George (Comanche Boy) Tahdooahnippah has won yet another prestigious award. But this time the boxer, who has Comanche and Choctaw ancestry, is not being honored solely for his efforts inside the ring.
Tahdooahnippah is among those who have been selected for the National Center for American Indian Enterprise Development 2011 Native American 40 Under 40 Award.
He is scheduled to receive his accolade at the Indian Progress in Business Awards Event (INPRO), scheduled for Sept. 8 at the Seminole Hard Rock Hotel and Casino in Hollywood, Fla.
Tahdooahnippah, 32, is undefeated as a pro boxer. He sports a record of 28-0-1. And he captured the World Boxing Council (WBC) Continental Americas middleweight belt on July 16, during a bout located in his hometown of Lawton, Okla.

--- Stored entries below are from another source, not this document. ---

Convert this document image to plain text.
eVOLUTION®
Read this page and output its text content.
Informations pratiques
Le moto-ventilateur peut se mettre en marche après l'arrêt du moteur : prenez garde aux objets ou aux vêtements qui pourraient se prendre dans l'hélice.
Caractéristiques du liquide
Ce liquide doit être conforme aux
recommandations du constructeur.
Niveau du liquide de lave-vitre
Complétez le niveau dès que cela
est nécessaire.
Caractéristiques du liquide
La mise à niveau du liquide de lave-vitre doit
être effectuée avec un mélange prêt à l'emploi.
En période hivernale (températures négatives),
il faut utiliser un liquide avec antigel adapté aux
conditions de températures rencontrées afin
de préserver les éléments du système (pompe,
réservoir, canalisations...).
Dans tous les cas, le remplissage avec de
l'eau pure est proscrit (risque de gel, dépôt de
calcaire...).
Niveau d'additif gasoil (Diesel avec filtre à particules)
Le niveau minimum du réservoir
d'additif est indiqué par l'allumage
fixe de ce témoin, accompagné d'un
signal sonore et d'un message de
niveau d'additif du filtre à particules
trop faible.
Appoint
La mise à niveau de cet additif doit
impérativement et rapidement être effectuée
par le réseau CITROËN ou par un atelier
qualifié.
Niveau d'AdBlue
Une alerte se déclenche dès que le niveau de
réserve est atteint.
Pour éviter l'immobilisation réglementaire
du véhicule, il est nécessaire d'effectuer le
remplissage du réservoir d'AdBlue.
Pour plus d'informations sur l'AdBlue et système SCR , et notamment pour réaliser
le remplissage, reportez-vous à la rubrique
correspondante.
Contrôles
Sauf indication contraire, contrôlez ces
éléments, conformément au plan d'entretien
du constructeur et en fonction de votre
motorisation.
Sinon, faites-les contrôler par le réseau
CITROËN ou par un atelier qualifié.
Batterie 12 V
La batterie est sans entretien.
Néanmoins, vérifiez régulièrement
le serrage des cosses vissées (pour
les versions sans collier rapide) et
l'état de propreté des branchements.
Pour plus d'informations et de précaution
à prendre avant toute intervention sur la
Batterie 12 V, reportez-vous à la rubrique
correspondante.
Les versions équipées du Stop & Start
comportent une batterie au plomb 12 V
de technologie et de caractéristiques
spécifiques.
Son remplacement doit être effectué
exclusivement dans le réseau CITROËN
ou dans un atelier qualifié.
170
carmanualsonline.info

Besides his efforts inside the ring, Tahdooahnippah was also selected as a national 40 Under 40 award winner as he also works as a health and fitness promoter for the Comanche Nation’s Diabetes Program.
“I’m honored and kind of surprised and most of all definitely humbled by this award,” Tahdooahnippah said. “I didn’t expect it. It came out of the blue. It’s not like being in a title fight where I know I’m fighting for a belt.”
This marks the 36th year that the INPRO event will be held. It includes an American Indian business opportunity fair where officials from businesses, corporations, tribal enterprises and government agencies can have meetings and network.
And this signifies the third year the INPRO event has also been where the recipients of the Native American 40 Under 40 awards have been honored. As their name implies, awards are presented to 40 American Indian leaders, under the age of 40, who have demonstrated leadership, initiative and dedication to achieve impressive and significant contributions in their businesses, communities and to Indian country.
Tahdooahnippah has worked as a health and fitness promoter for the past two and a half years. Prior to that he worked five years as an environmentalist for the Comanche Nation.
His current position sees him doing a lot of public speaking to various Native groups. Because of the large number of Natives who have diabetes, he tries to preach about the benefits of starting and maintaining a workout program.
“I implement the programs and then push hard for all Native American, and not just Comanches, to stick with it,” he said.
Tahdooahnippah is planning to attend the awards banquet in Florida with Marilyn Figueroa, the director of the Comanche Nation’s Diabetes Program. Though he has yet to learn about all of the details, Tahdooahnippah said officials with the World Boxing Council also plan to honor him for winning the 40 Under 40 award. He is expected to receive that accolade during the WBC convention, set for Dec. 11-17 in Las Vegas.
As for his boxing career, it’s on hold for the next few months. That’s because Tahdooahnippah tore his right bicep in his July title match. This injury required surgery to repair and now with three months of rehab, he’s not expecting to step into the ring again until 2012.
“It’s just a bump in the road,” he said. “I’ve never really gotten injured in my athletic career before.”
Tahdooahnippah is confident he will regain all of his strength following his injury. “It will be 100 per cent,” he said. And then, in an attempt to show off some of his boxing swagger, he added: “Actually, I’ve been told it will be 200 per cent.”